Dublin has said it is unaware of any offer of spare COVID jabs from the UK following reports Britain planned to share millions of doses, partly to help Northern Ireland exit lockdown.
Speaking to Sky News, cabinet minister Oliver Dowden also pointed out the UK does not “currently have a surplus” of coronavirus doses and said the first priority was vaccinating its own population.
However, Northern Ireland’s First Minister Arlene Foster insisted the proposed sharing of excess COVID-19 vaccines was “a runner” and revealed she had raised it with Prime Minister Boris Johnson in recent conversations.
The comments follow a Sunday newspaper report that UK ministers were working up plans to share 3.7 million doses with the Irish Republic, which remains a member of the EU.
Brussels has faced widespread criticism over its sluggish vaccine rollout, which is lagging far behind the UK.
Responding to The Sunday Times report, Irish Foreign Minister Simon Coveney said: “There isn’t an offer that I’m aware of, or that the government’s aware of, from the UK.
“Of course, if there was we’d be very interested in talking to the British government about that.”
Mr Coveney told RTE: “Let’s look at the actual numbers here in terms of what’s likely and when.

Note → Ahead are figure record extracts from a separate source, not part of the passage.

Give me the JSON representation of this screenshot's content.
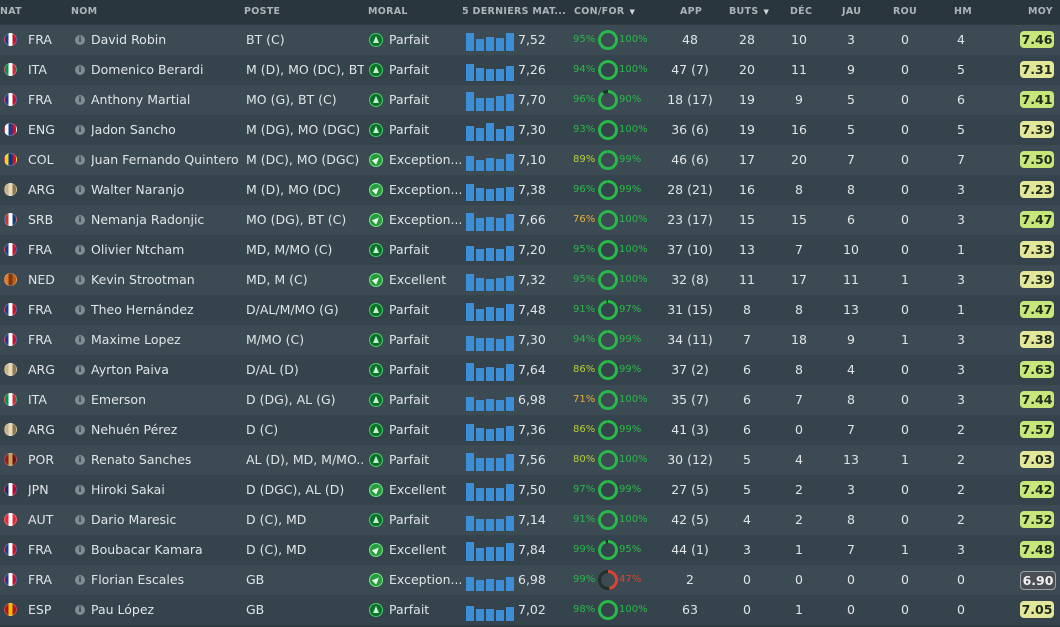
{
  "columns": {
    "nat": "NAT",
    "nom": "NOM",
    "poste": "POSTE",
    "moral": "MORAL",
    "form": "5 DERNIERS MAT...",
    "confor": "CON/FOR",
    "app": "APP",
    "buts": "BUTS",
    "dec": "DÉC",
    "jau": "JAU",
    "rou": "ROU",
    "hm": "HM",
    "moy": "MOY"
  },
  "colors": {
    "high": "#2bb84b",
    "mid": "#b8cf3a",
    "low": "#e2b13a",
    "bad": "#d94535",
    "bar": "#3c8ed6",
    "moy_high": "#c7e77a",
    "moy_mid": "#e3e79a",
    "moy_low": "#d7d9b9"
  },
  "icons": {
    "info": "info-icon",
    "morale": "morale-arrow-icon",
    "sort": "sort-desc-icon",
    "ring": "progress-ring-icon"
  },
  "players": [
    {
      "nat": "FRA",
      "name": "David Robin",
      "pos": "BT (C)",
      "moral": "Parfait",
      "moral_type": "up",
      "form": "7,52",
      "form_bars": [
        0.8,
        0.55,
        0.65,
        0.6,
        0.8
      ],
      "con": "95%",
      "for": "100%",
      "con_val": 95,
      "for_val": 100,
      "app": "48",
      "buts": "28",
      "dec": "10",
      "jau": "3",
      "rou": "0",
      "hm": "4",
      "moy": "7.46",
      "flag": [
        "#1a3c8f",
        "#ffffff",
        "#c8102e"
      ]
    },
    {
      "nat": "ITA",
      "name": "Domenico Berardi",
      "pos": "M (D), MO (DC), BT...",
      "moral": "Parfait",
      "moral_type": "up",
      "form": "7,26",
      "form_bars": [
        0.75,
        0.6,
        0.55,
        0.55,
        0.7
      ],
      "con": "94%",
      "for": "100%",
      "con_val": 94,
      "for_val": 100,
      "app": "47 (7)",
      "buts": "20",
      "dec": "11",
      "jau": "9",
      "rou": "0",
      "hm": "5",
      "moy": "7.31",
      "flag": [
        "#009246",
        "#ffffff",
        "#ce2b37"
      ]
    },
    {
      "nat": "FRA",
      "name": "Anthony Martial",
      "pos": "MO (G), BT (C)",
      "moral": "Parfait",
      "moral_type": "up",
      "form": "7,70",
      "form_bars": [
        0.85,
        0.6,
        0.6,
        0.7,
        0.75
      ],
      "con": "96%",
      "for": "90%",
      "con_val": 96,
      "for_val": 90,
      "app": "18 (17)",
      "buts": "19",
      "dec": "9",
      "jau": "5",
      "rou": "0",
      "hm": "6",
      "moy": "7.41",
      "flag": [
        "#1a3c8f",
        "#ffffff",
        "#c8102e"
      ]
    },
    {
      "nat": "ENG",
      "name": "Jadon Sancho",
      "pos": "M (DG), MO (DGC)",
      "moral": "Parfait",
      "moral_type": "up",
      "form": "7,30",
      "form_bars": [
        0.7,
        0.6,
        0.8,
        0.55,
        0.7
      ],
      "con": "93%",
      "for": "100%",
      "con_val": 93,
      "for_val": 100,
      "app": "36 (6)",
      "buts": "19",
      "dec": "16",
      "jau": "5",
      "rou": "0",
      "hm": "5",
      "moy": "7.39",
      "flag": [
        "#ffffff",
        "#1a3c8f",
        "#c8102e"
      ]
    },
    {
      "nat": "COL",
      "name": "Juan Fernando Quintero",
      "pos": "M (DC), MO (DGC)",
      "moral": "Exception...",
      "moral_type": "exc",
      "form": "7,10",
      "form_bars": [
        0.7,
        0.5,
        0.6,
        0.55,
        0.75
      ],
      "con": "89%",
      "for": "99%",
      "con_val": 89,
      "for_val": 99,
      "app": "46 (6)",
      "buts": "17",
      "dec": "20",
      "jau": "7",
      "rou": "0",
      "hm": "7",
      "moy": "7.50",
      "flag": [
        "#fcd116",
        "#003893",
        "#ce1126"
      ]
    },
    {
      "nat": "ARG",
      "name": "Walter Naranjo",
      "pos": "M (D), MO (DC)",
      "moral": "Exception...",
      "moral_type": "exc",
      "form": "7,38",
      "form_bars": [
        0.75,
        0.6,
        0.55,
        0.6,
        0.65
      ],
      "con": "96%",
      "for": "99%",
      "con_val": 96,
      "for_val": 99,
      "app": "28 (21)",
      "buts": "16",
      "dec": "8",
      "jau": "8",
      "rou": "0",
      "hm": "3",
      "moy": "7.23",
      "flag": [
        "#c9b48a",
        "#e6d9b8",
        "#8a7650"
      ]
    },
    {
      "nat": "SRB",
      "name": "Nemanja Radonjic",
      "pos": "MO (DG), BT (C)",
      "moral": "Exception...",
      "moral_type": "exc",
      "form": "7,66",
      "form_bars": [
        0.8,
        0.6,
        0.65,
        0.6,
        0.75
      ],
      "con": "76%",
      "for": "100%",
      "con_val": 76,
      "for_val": 100,
      "app": "23 (17)",
      "buts": "15",
      "dec": "15",
      "jau": "6",
      "rou": "0",
      "hm": "3",
      "moy": "7.47",
      "flag": [
        "#c6363c",
        "#ffffff",
        "#0c4076"
      ]
    },
    {
      "nat": "FRA",
      "name": "Olivier Ntcham",
      "pos": "MD, M/MO (C)",
      "moral": "Parfait",
      "moral_type": "up",
      "form": "7,20",
      "form_bars": [
        0.7,
        0.55,
        0.6,
        0.55,
        0.7
      ],
      "con": "95%",
      "for": "100%",
      "con_val": 95,
      "for_val": 100,
      "app": "37 (10)",
      "buts": "13",
      "dec": "7",
      "jau": "10",
      "rou": "0",
      "hm": "1",
      "moy": "7.33",
      "flag": [
        "#1a3c8f",
        "#ffffff",
        "#c8102e"
      ]
    },
    {
      "nat": "NED",
      "name": "Kevin Strootman",
      "pos": "MD, M (C)",
      "moral": "Excellent",
      "moral_type": "exc",
      "form": "7,32",
      "form_bars": [
        0.75,
        0.6,
        0.55,
        0.6,
        0.7
      ],
      "con": "95%",
      "for": "100%",
      "con_val": 95,
      "for_val": 100,
      "app": "32 (8)",
      "buts": "11",
      "dec": "17",
      "jau": "11",
      "rou": "1",
      "hm": "3",
      "moy": "7.39",
      "flag": [
        "#e07a24",
        "#7a3a10",
        "#c05a15"
      ]
    },
    {
      "nat": "FRA",
      "name": "Theo Hernández",
      "pos": "D/AL/M/MO (G)",
      "moral": "Parfait",
      "moral_type": "up",
      "form": "7,48",
      "form_bars": [
        0.8,
        0.55,
        0.65,
        0.6,
        0.75
      ],
      "con": "91%",
      "for": "97%",
      "con_val": 91,
      "for_val": 97,
      "app": "31 (15)",
      "buts": "8",
      "dec": "8",
      "jau": "13",
      "rou": "0",
      "hm": "1",
      "moy": "7.47",
      "flag": [
        "#1a3c8f",
        "#ffffff",
        "#c8102e"
      ]
    },
    {
      "nat": "FRA",
      "name": "Maxime Lopez",
      "pos": "M/MO (C)",
      "moral": "Parfait",
      "moral_type": "up",
      "form": "7,30",
      "form_bars": [
        0.7,
        0.6,
        0.6,
        0.55,
        0.7
      ],
      "con": "94%",
      "for": "99%",
      "con_val": 94,
      "for_val": 99,
      "app": "34 (11)",
      "buts": "7",
      "dec": "18",
      "jau": "9",
      "rou": "1",
      "hm": "3",
      "moy": "7.38",
      "flag": [
        "#1a3c8f",
        "#ffffff",
        "#c8102e"
      ]
    },
    {
      "nat": "ARG",
      "name": "Ayrton Paiva",
      "pos": "D/AL (D)",
      "moral": "Parfait",
      "moral_type": "up",
      "form": "7,64",
      "form_bars": [
        0.8,
        0.6,
        0.65,
        0.6,
        0.75
      ],
      "con": "86%",
      "for": "99%",
      "con_val": 86,
      "for_val": 99,
      "app": "37 (2)",
      "buts": "6",
      "dec": "8",
      "jau": "4",
      "rou": "0",
      "hm": "3",
      "moy": "7.63",
      "flag": [
        "#c9b48a",
        "#e6d9b8",
        "#8a7650"
      ]
    },
    {
      "nat": "ITA",
      "name": "Emerson",
      "pos": "D (DG), AL (G)",
      "moral": "Parfait",
      "moral_type": "up",
      "form": "6,98",
      "form_bars": [
        0.65,
        0.5,
        0.55,
        0.5,
        0.65
      ],
      "con": "71%",
      "for": "100%",
      "con_val": 71,
      "for_val": 100,
      "app": "35 (7)",
      "buts": "6",
      "dec": "7",
      "jau": "8",
      "rou": "0",
      "hm": "3",
      "moy": "7.44",
      "flag": [
        "#009246",
        "#ffffff",
        "#ce2b37"
      ]
    },
    {
      "nat": "ARG",
      "name": "Nehuén Pérez",
      "pos": "D (C)",
      "moral": "Parfait",
      "moral_type": "up",
      "form": "7,36",
      "form_bars": [
        0.75,
        0.6,
        0.55,
        0.6,
        0.7
      ],
      "con": "86%",
      "for": "99%",
      "con_val": 86,
      "for_val": 99,
      "app": "41 (3)",
      "buts": "6",
      "dec": "0",
      "jau": "7",
      "rou": "0",
      "hm": "2",
      "moy": "7.57",
      "flag": [
        "#c9b48a",
        "#e6d9b8",
        "#8a7650"
      ]
    },
    {
      "nat": "POR",
      "name": "Renato Sanches",
      "pos": "AL (D), MD, M/MO...",
      "moral": "Parfait",
      "moral_type": "up",
      "form": "7,56",
      "form_bars": [
        0.8,
        0.6,
        0.6,
        0.6,
        0.75
      ],
      "con": "80%",
      "for": "100%",
      "con_val": 80,
      "for_val": 100,
      "app": "30 (12)",
      "buts": "5",
      "dec": "4",
      "jau": "13",
      "rou": "1",
      "hm": "2",
      "moy": "7.03",
      "flag": [
        "#8b1f1f",
        "#c8a25a",
        "#6b1212"
      ]
    },
    {
      "nat": "JPN",
      "name": "Hiroki Sakai",
      "pos": "D (DGC), AL (D)",
      "moral": "Excellent",
      "moral_type": "exc",
      "form": "7,50",
      "form_bars": [
        0.8,
        0.6,
        0.6,
        0.6,
        0.75
      ],
      "con": "97%",
      "for": "99%",
      "con_val": 97,
      "for_val": 99,
      "app": "27 (5)",
      "buts": "5",
      "dec": "2",
      "jau": "3",
      "rou": "0",
      "hm": "2",
      "moy": "7.42",
      "flag": [
        "#1a2a6c",
        "#ffffff",
        "#bc002d"
      ]
    },
    {
      "nat": "AUT",
      "name": "Dario Maresic",
      "pos": "D (C), MD",
      "moral": "Parfait",
      "moral_type": "up",
      "form": "7,14",
      "form_bars": [
        0.7,
        0.55,
        0.55,
        0.55,
        0.7
      ],
      "con": "91%",
      "for": "100%",
      "con_val": 91,
      "for_val": 100,
      "app": "42 (5)",
      "buts": "4",
      "dec": "2",
      "jau": "8",
      "rou": "0",
      "hm": "2",
      "moy": "7.52",
      "flag": [
        "#ed2939",
        "#ffffff",
        "#ed2939"
      ]
    },
    {
      "nat": "FRA",
      "name": "Boubacar Kamara",
      "pos": "D (C), MD",
      "moral": "Excellent",
      "moral_type": "exc",
      "form": "7,84",
      "form_bars": [
        0.85,
        0.6,
        0.65,
        0.65,
        0.8
      ],
      "con": "99%",
      "for": "95%",
      "con_val": 99,
      "for_val": 95,
      "app": "44 (1)",
      "buts": "3",
      "dec": "1",
      "jau": "7",
      "rou": "1",
      "hm": "3",
      "moy": "7.48",
      "flag": [
        "#1a3c8f",
        "#ffffff",
        "#c8102e"
      ]
    },
    {
      "nat": "FRA",
      "name": "Florian Escales",
      "pos": "GB",
      "moral": "Exception...",
      "moral_type": "exc",
      "form": "6,98",
      "form_bars": [
        0.65,
        0.5,
        0.55,
        0.5,
        0.65
      ],
      "con": "99%",
      "for": "47%",
      "con_val": 99,
      "for_val": 47,
      "app": "2",
      "buts": "0",
      "dec": "0",
      "jau": "0",
      "rou": "0",
      "hm": "0",
      "moy": "6.90",
      "flag": [
        "#1a3c8f",
        "#ffffff",
        "#c8102e"
      ]
    },
    {
      "nat": "ESP",
      "name": "Pau López",
      "pos": "GB",
      "moral": "Parfait",
      "moral_type": "up",
      "form": "7,02",
      "form_bars": [
        0.7,
        0.55,
        0.55,
        0.5,
        0.65
      ],
      "con": "98%",
      "for": "100%",
      "con_val": 98,
      "for_val": 100,
      "app": "63",
      "buts": "0",
      "dec": "1",
      "jau": "0",
      "rou": "0",
      "hm": "0",
      "moy": "7.05",
      "flag": [
        "#aa151b",
        "#f1bf00",
        "#aa151b"
      ]
    }
  ]
}
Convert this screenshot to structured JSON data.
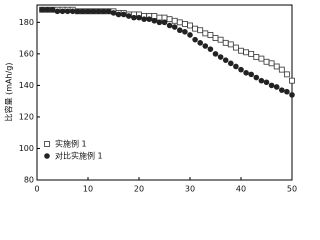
{
  "chart_data": {
    "type": "scatter",
    "y_label": "比容量 (mAh/g)",
    "x": [
      1,
      2,
      3,
      4,
      5,
      6,
      7,
      8,
      9,
      10,
      11,
      12,
      13,
      14,
      15,
      16,
      17,
      18,
      19,
      20,
      21,
      22,
      23,
      24,
      25,
      26,
      27,
      28,
      29,
      30,
      31,
      32,
      33,
      34,
      35,
      36,
      37,
      38,
      39,
      40,
      41,
      42,
      43,
      44,
      45,
      46,
      47,
      48,
      49,
      50
    ],
    "series": [
      {
        "name": "实施例 1",
        "marker": "square",
        "color": "#333333",
        "values": [
          188,
          188,
          188,
          188,
          188,
          188,
          188,
          187,
          187,
          187,
          187,
          187,
          187,
          187,
          187,
          186,
          186,
          185,
          185,
          185,
          184,
          184,
          184,
          183,
          183,
          182,
          181,
          180,
          179,
          178,
          176,
          175,
          173,
          172,
          170,
          169,
          167,
          166,
          164,
          162,
          161,
          160,
          158,
          157,
          155,
          154,
          152,
          150,
          147,
          143
        ]
      },
      {
        "name": "对比实施例 1",
        "marker": "circle",
        "color": "#222222",
        "values": [
          188,
          188,
          188,
          187,
          187,
          187,
          187,
          187,
          187,
          187,
          187,
          187,
          187,
          187,
          186,
          185,
          185,
          184,
          183,
          183,
          182,
          182,
          181,
          180,
          180,
          178,
          177,
          175,
          174,
          172,
          169,
          167,
          165,
          163,
          160,
          158,
          156,
          154,
          152,
          150,
          148,
          147,
          145,
          143,
          142,
          140,
          139,
          137,
          136,
          134
        ]
      }
    ],
    "xlim": [
      0,
      50
    ],
    "xticks": [
      0,
      10,
      20,
      30,
      40,
      50
    ],
    "ylim": [
      80,
      191
    ],
    "yticks": [
      80,
      100,
      120,
      140,
      160,
      180
    ],
    "legend": "lower-left"
  }
}
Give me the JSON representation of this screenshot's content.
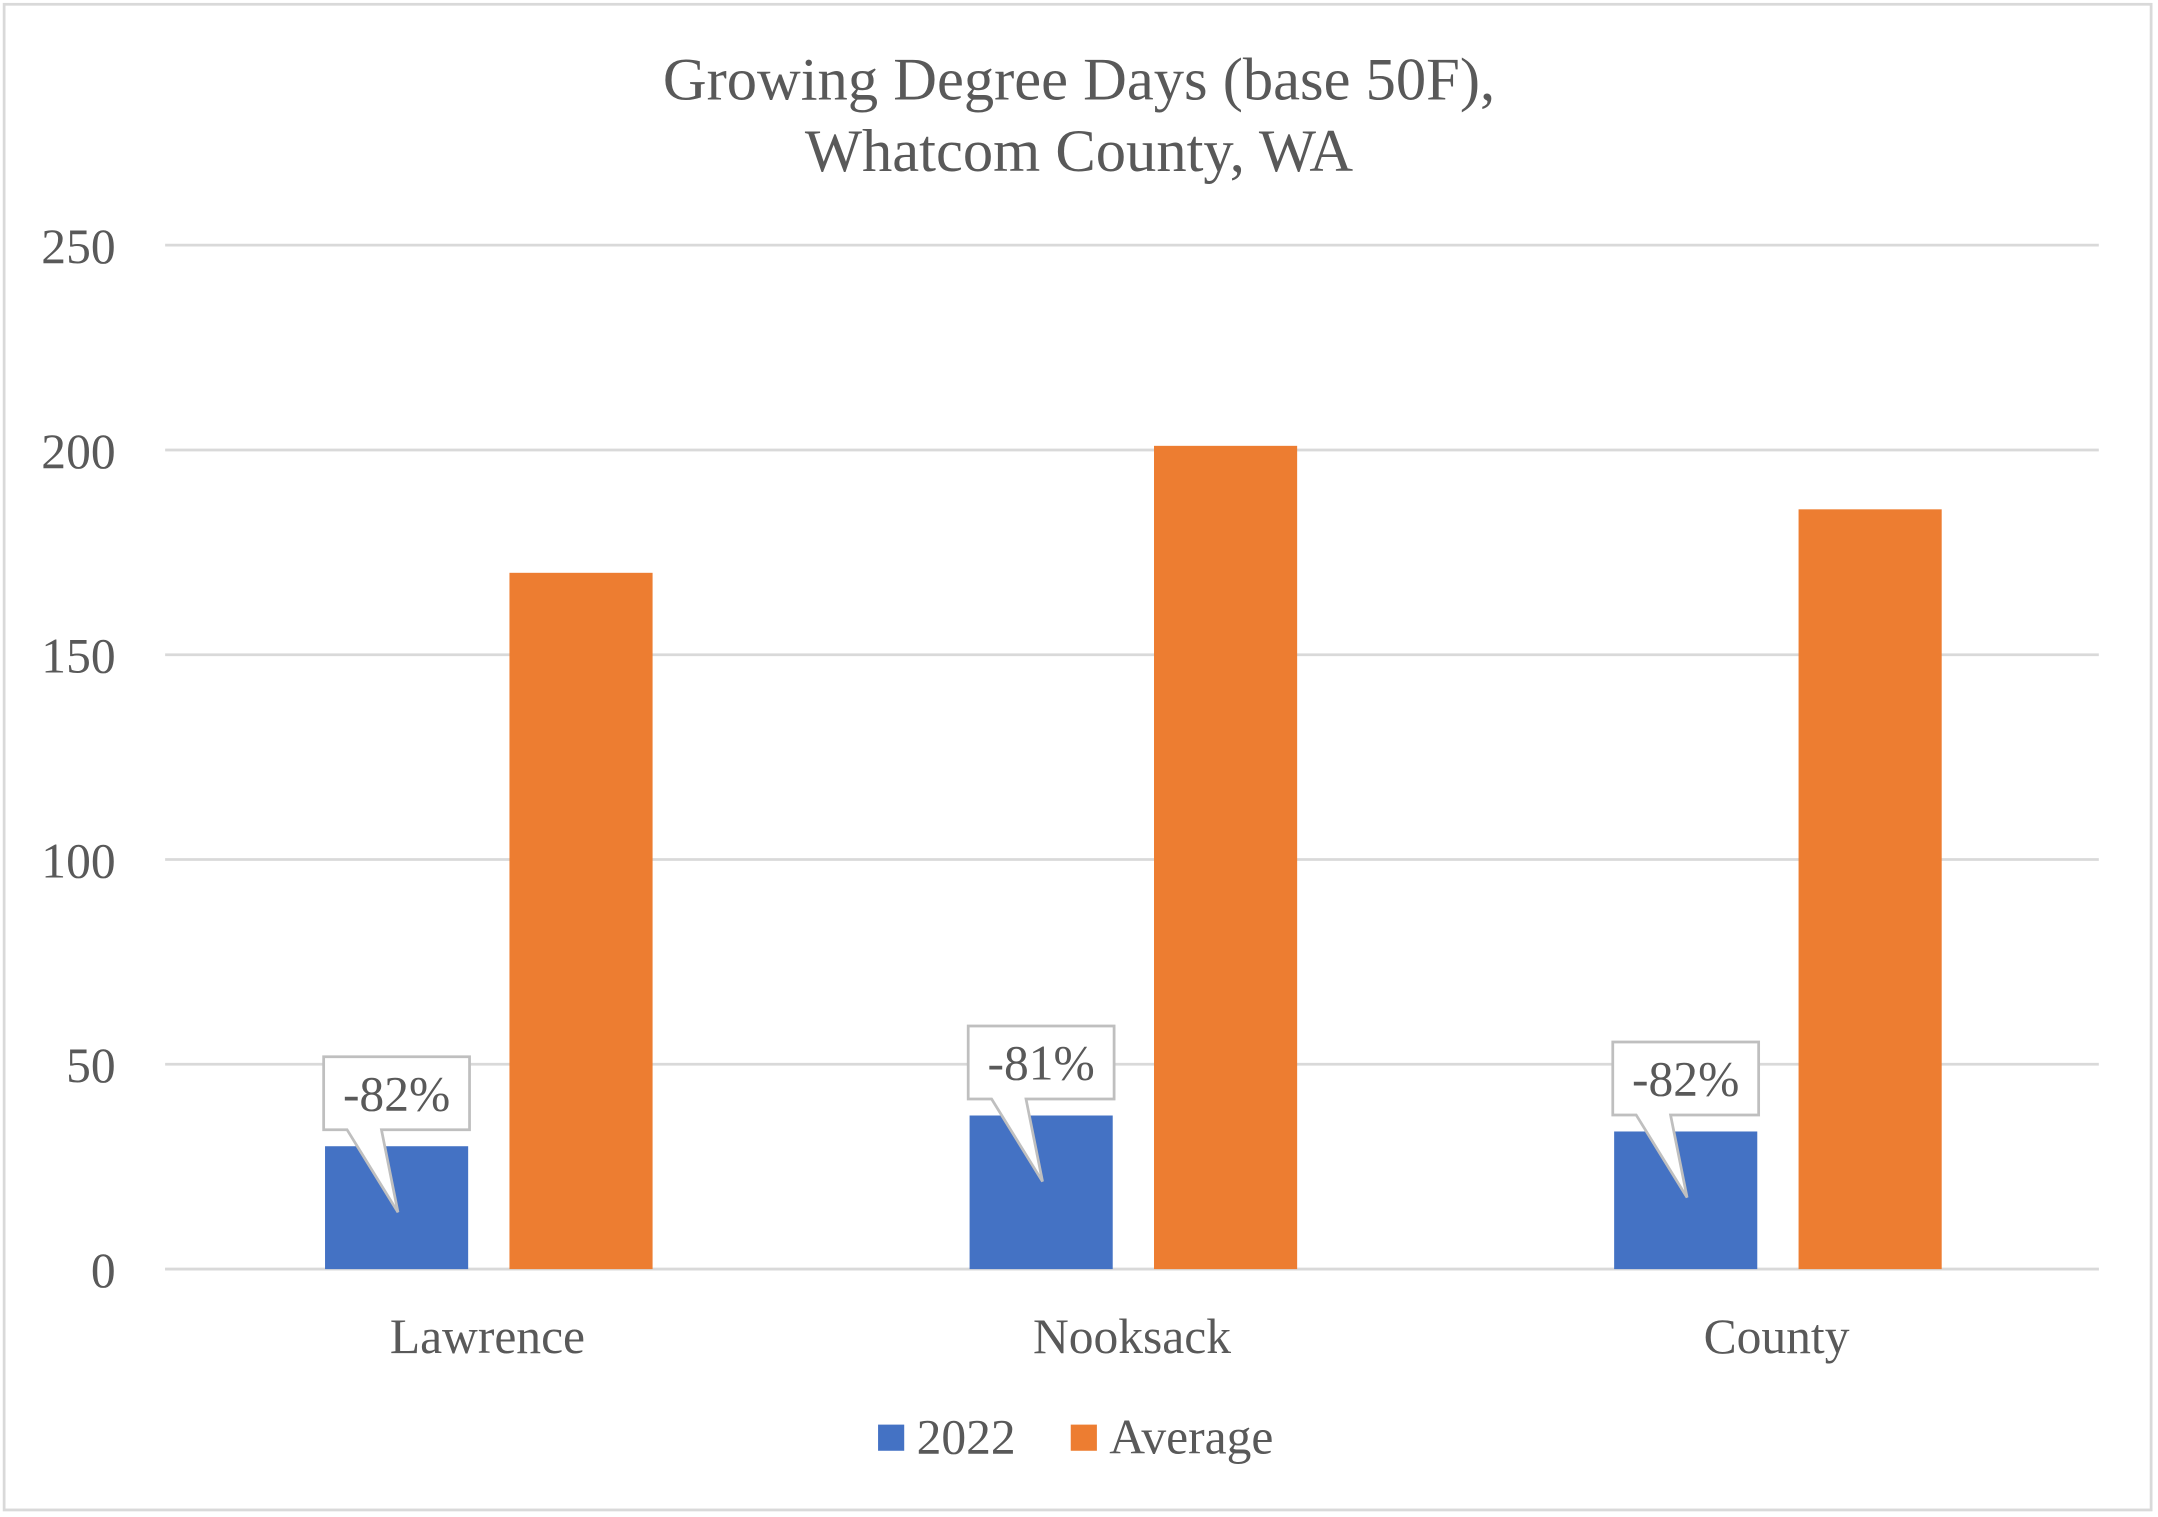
{
  "chart_data": {
    "type": "bar",
    "title": [
      "Growing Degree Days (base 50F),",
      "Whatcom County, WA"
    ],
    "xlabel": "",
    "ylabel": "",
    "categories": [
      "Lawrence",
      "Nooksack",
      "County"
    ],
    "series": [
      {
        "name": "2022",
        "values": [
          30,
          37.5,
          33.6
        ],
        "color": "#4472C4"
      },
      {
        "name": "Average",
        "values": [
          170,
          201,
          185.5
        ],
        "color": "#ED7D31"
      }
    ],
    "data_labels": [
      "-82%",
      "-81%",
      "-82%"
    ],
    "ylim": [
      0,
      250
    ],
    "yticks": [
      0,
      50,
      100,
      150,
      200,
      250
    ],
    "grid": true,
    "legend": "bottom"
  }
}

“Currently, 55% of UK adults have received their first jab, less than 6% of adults in the UK have received their second jab, so there are tens of millions of people still to get their first jab in the UK.
“There may well be excess vaccines at some point in the future but I don’t think we’re realistically looking at that for many, many weeks yet.”
Mr Dowden told Sky News’ Sophy Ridge On Sunday programme: “Clearly, our first priority is ensuring we deliver vaccines in the United Kingdom.
“We clearly don’t currently have a surplus of vaccines – should we get to the point where we have a surplus of vaccines we’d make decisions on the allocation of that surplus.”
Meanwhile, Mrs Foster, also speaking to RTE, said she had raised the proposal with Mr Johnson and argued “it should happen and hopefully it will”.
She said sharing excess supply with the Irish Republic was important in respect of being good neighbours but also because it would have a practical impact in Northern Ireland in terms of the region’s exit from lockdown.
“I think it is a runner,” she said.
“When I’m next speaking to him (Mr Johnson) I’ll be making that point again.
“I think it’s important that we continue the conversation and I’ll be listening very carefully to what our medical advisers are saying about the rollout of the vaccine in Northern Ireland, where it is in the Republic of Ireland and what that means for both jurisdictions.”
The DUP leader added: “I think it’s the right thing that should happen, I think it’s a very practical thing to do and I think it should happen and hopefully it will.”